Feminist Hermeneutics at Worcester

Just over a week ago we held a small gathering of OT scholars in Worcester (UK) to discuss the issues raised for evangelicals by feminist hermeneutics. Scholars from New Zealand, Australia, USA, and the UK gathered to discuss papers that had been circulated in advance on biblical texts that have generated considerable comment from feminist interpreters:

creation and fall (Gen 1—3)
The rape of Dinah (Gen 34)
Miriam, the daughters of Zelophehad, and the sotah text (Numbers)
Deuteronomic laws concerning sex (Deut)
the Levite's concubine (Judg 19-21)
the rape of Tamar (2 Sam 13)
Ezekiel 16 and 23 (and the issue of "porno-prophesy")
The Song of Songs

as well as a couple of papers on the biblical metanarrative and hermeneutics.

It was a very small but a truly groundbreaking event.

The amazing fact is that whilst feminist hermeneutics has been a major part of academic biblical OT study for a fair few years now, a literature search of books and articles by evangelicals reveals an almost total absence of engagement with such feminist scholarship!

Hard as it is to believe, evangelicals have almost completely ignored the challenge posed by feminist hermeneutics!!!

(Yes - I know that we evangelicals could fill the British Library with all the books and articles they have written on 1 Tim 2 or 1 Cor 11 but these are very intra-evangelical discussions and we have ignored the vast bulk of feminist scholarship—especially on the OT).

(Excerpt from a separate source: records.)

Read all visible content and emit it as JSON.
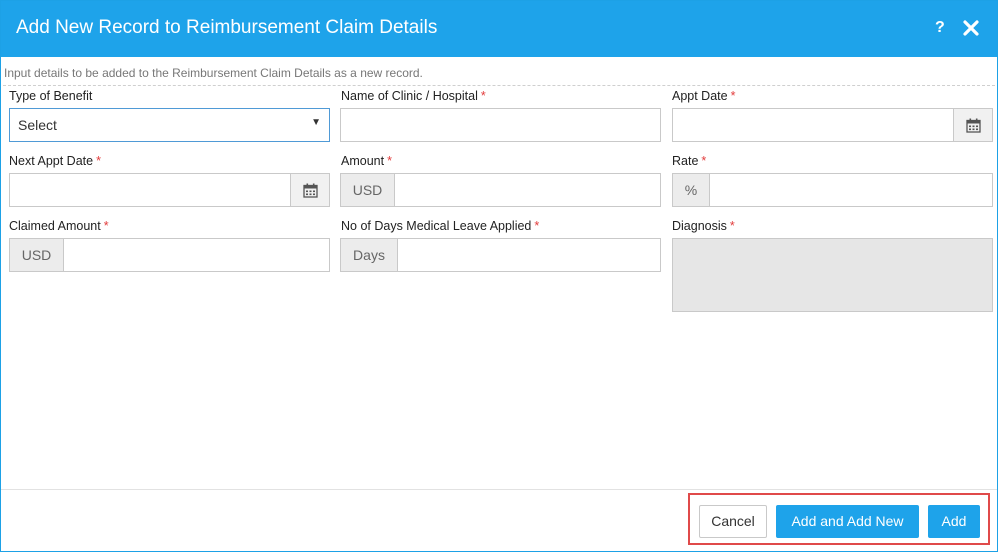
{
  "dialog": {
    "title": "Add New Record to Reimbursement Claim Details",
    "help_symbol": "?",
    "description": "Input details to be added to the Reimbursement Claim Details as a new record."
  },
  "fields": {
    "type_of_benefit": {
      "label": "Type of Benefit",
      "selected": "Select",
      "caret": "▼"
    },
    "clinic": {
      "label": "Name of Clinic / Hospital",
      "required": "*"
    },
    "appt_date": {
      "label": "Appt Date",
      "required": "*"
    },
    "next_appt_date": {
      "label": "Next Appt Date",
      "required": "*"
    },
    "amount": {
      "label": "Amount",
      "required": "*",
      "addon": "USD"
    },
    "rate": {
      "label": "Rate",
      "required": "*",
      "addon": "%"
    },
    "claimed_amount": {
      "label": "Claimed Amount",
      "required": "*",
      "addon": "USD"
    },
    "medical_leave": {
      "label": "No of Days Medical Leave Applied",
      "required": "*",
      "addon": "Days"
    },
    "diagnosis": {
      "label": "Diagnosis",
      "required": "*"
    }
  },
  "footer": {
    "cancel_label": "Cancel",
    "add_and_add_new_label": "Add and Add New",
    "add_label": "Add"
  },
  "icons": {
    "help": "help-icon",
    "close": "close-icon",
    "calendar": "calendar-icon"
  },
  "colors": {
    "header": "#1ea3ea",
    "primary_button": "#1ea3ea",
    "required": "#e23b3b",
    "highlight_border": "#e04a4a"
  }
}
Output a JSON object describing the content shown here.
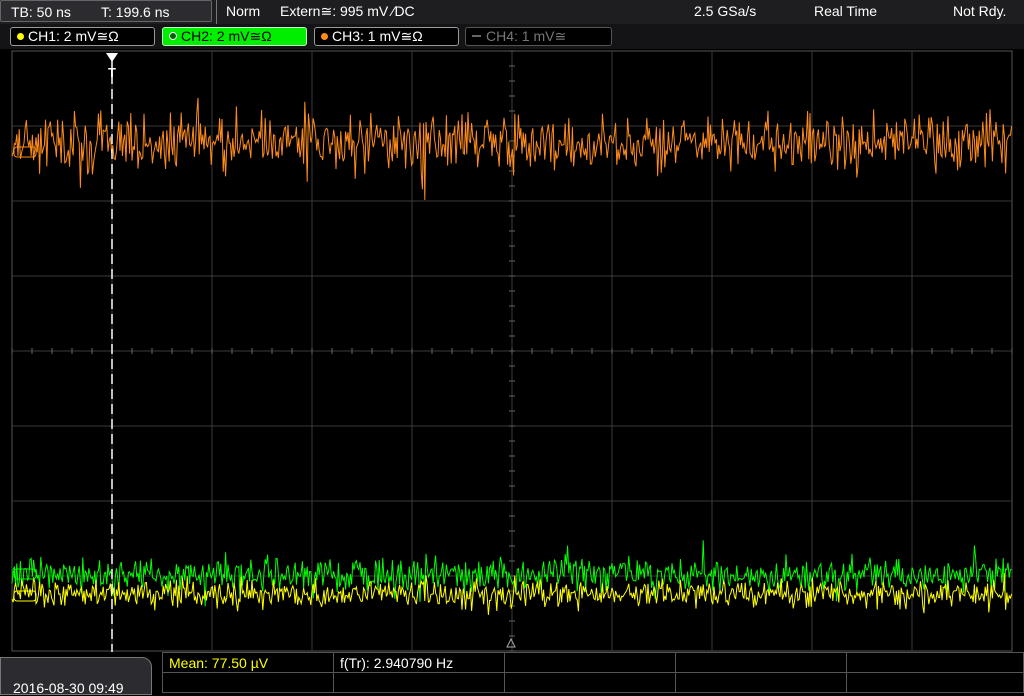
{
  "status": {
    "timebase": "TB: 50 ns",
    "trigger_time": "T: 199.6 ns",
    "mode": "Norm",
    "trigger_source": "Extern≅: 995 mV ∕DC",
    "sample_rate": "2.5 GSa/s",
    "acquire_mode": "Real Time",
    "ready": "Not Rdy."
  },
  "channels": [
    {
      "label": "CH1: 2 mV≅Ω",
      "color": "#ffff00",
      "active": true
    },
    {
      "label": "CH2: 2 mV≅Ω",
      "color": "#00ff00",
      "active": true,
      "selected": true
    },
    {
      "label": "CH3: 1 mV≅Ω",
      "color": "#ff8c1a",
      "active": true
    },
    {
      "label": "CH4: 1 mV≅",
      "color": "#777777",
      "active": false
    }
  ],
  "footer": {
    "datetime": "2016-08-30 09:49",
    "mean": "Mean: 77.50 µV",
    "frequency": "f(Tr): 2.940790 Hz"
  },
  "colors": {
    "ch1": "#ffff00",
    "ch2": "#00ff00",
    "ch3": "#ff8c1a",
    "grid": "#3a3a3a"
  }
}
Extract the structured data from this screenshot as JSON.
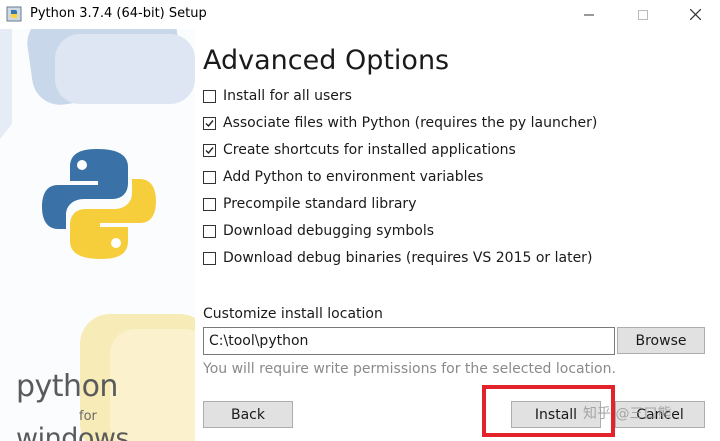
{
  "window": {
    "title": "Python 3.7.4 (64-bit) Setup",
    "icon": "python-setup-icon",
    "controls": [
      "minimize-icon",
      "maximize-icon",
      "close-icon"
    ]
  },
  "brand": {
    "line1": "python",
    "line2": "for",
    "line3": "windows",
    "logo_colors": [
      "#3776ab",
      "#ffd43b"
    ]
  },
  "main": {
    "heading": "Advanced Options",
    "options": [
      {
        "label": "Install for all users",
        "checked": false
      },
      {
        "label": "Associate files with Python (requires the py launcher)",
        "checked": true
      },
      {
        "label": "Create shortcuts for installed applications",
        "checked": true
      },
      {
        "label": "Add Python to environment variables",
        "checked": false
      },
      {
        "label": "Precompile standard library",
        "checked": false
      },
      {
        "label": "Download debugging symbols",
        "checked": false
      },
      {
        "label": "Download debug binaries (requires VS 2015 or later)",
        "checked": false
      }
    ],
    "location": {
      "label": "Customize install location",
      "value": "C:\\tool\\python",
      "browse_label": "Browse",
      "note": "You will require write permissions for the selected location."
    }
  },
  "footer": {
    "back_label": "Back",
    "install_label": "Install",
    "cancel_label": "Cancel",
    "highlight_color": "#e3232c"
  },
  "watermark": "知乎 @三口熊"
}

So our plan was to make a very small gesture towards changing that. Our discussions marked a small start but one has to start somewhere and we hope that others will follow and take the engagement further on. Constructive dialogue was our risky model.

We came to no consensus but we all agreed that an open and fruitful dialogue between evangelical and feminist hermeneutics was not only possible but critical.

Call me a wooley liberal feminist if you like—I don't give a stuff. I know I am a real man because I piss standing up (see post below) ... except at night ... and that's because it is dark.

The papers will be published as a book by Wipf and Stock (title to be decided).


Terry Wright said…
Can't you turn the light on at night, Robin?

Seriously, this sounds fruitful. In particular, Judges 19 has long fascinated me, so I'll look forward to reading whatever's written on this text.
Anonymous said…
if you turn the light on, it only wakes you up more, and then you can't get back to sleep.

but see what Robin says ...

and this is a very valuable project, a dialogue with feminism. good plan!
James Goetz said…
Hmm, for some reason, "feminist theology" sounds more objective to me compared to "feminist hermeneutics."

I also have a question. Would feminist hermeneutics differ much from egalitarian hermeneutics?
Robin Parry said…

feminist theology is a different project from feminist hermeneutics (the latter concerns biblical interpretation rather than theological construction).

Feminist herm is concerned with gender issues whilst egalitarian hermeneutics is wider-ranging. Perhaps Fem Herm is a subset of Egal Herm.
James Goetz said…
Hmm, I look a hermeneutics being driven by the biblical genre. And I'm all for hermeneutics looking past the male dominance in the ancient context of biblical days while interpreting that the Bible didn't teach male dominance as an eternal principles.

Would feminist hermeneutics be hermeneutics focusing on biblical passages related to feminism or is it something more than that?

Well, I hope that the book will include a good one paragraph answer to my question.
James Goetz said…
Ugh, a typo: "Hmm, I look [at] hermeneutics being driven by the biblical genre."
revbidski said…
Interesting that I see only chaps commenting? Btw how many of these erudite scholars were women?
Revbidski said…
Interesting that only chaps are posting? Btw how many of these erudite scholars were women?
Robin Parry said…

It is. I think that says something about evangelicalism; its leaders and scholars are largely men. That is changing but nowhere near fast enough. (Just take a trip to ETS in the USA and one is lost in a sea of male faces.)

So we had major problems finding evangelical women that were Old Testament scholars and wanted to address the issue of feminist hermeneutics. (Actually, we had problems finding evangelical male scholars that wanted to either but that's another story).

So in Worcester we had two women out of eight scholars. 25%. Hardly ideal but a start.

The hope is that the book itself may play some small role in encouraging more evangelical women to get involved in OT studies and grasp the nettle. We'll see.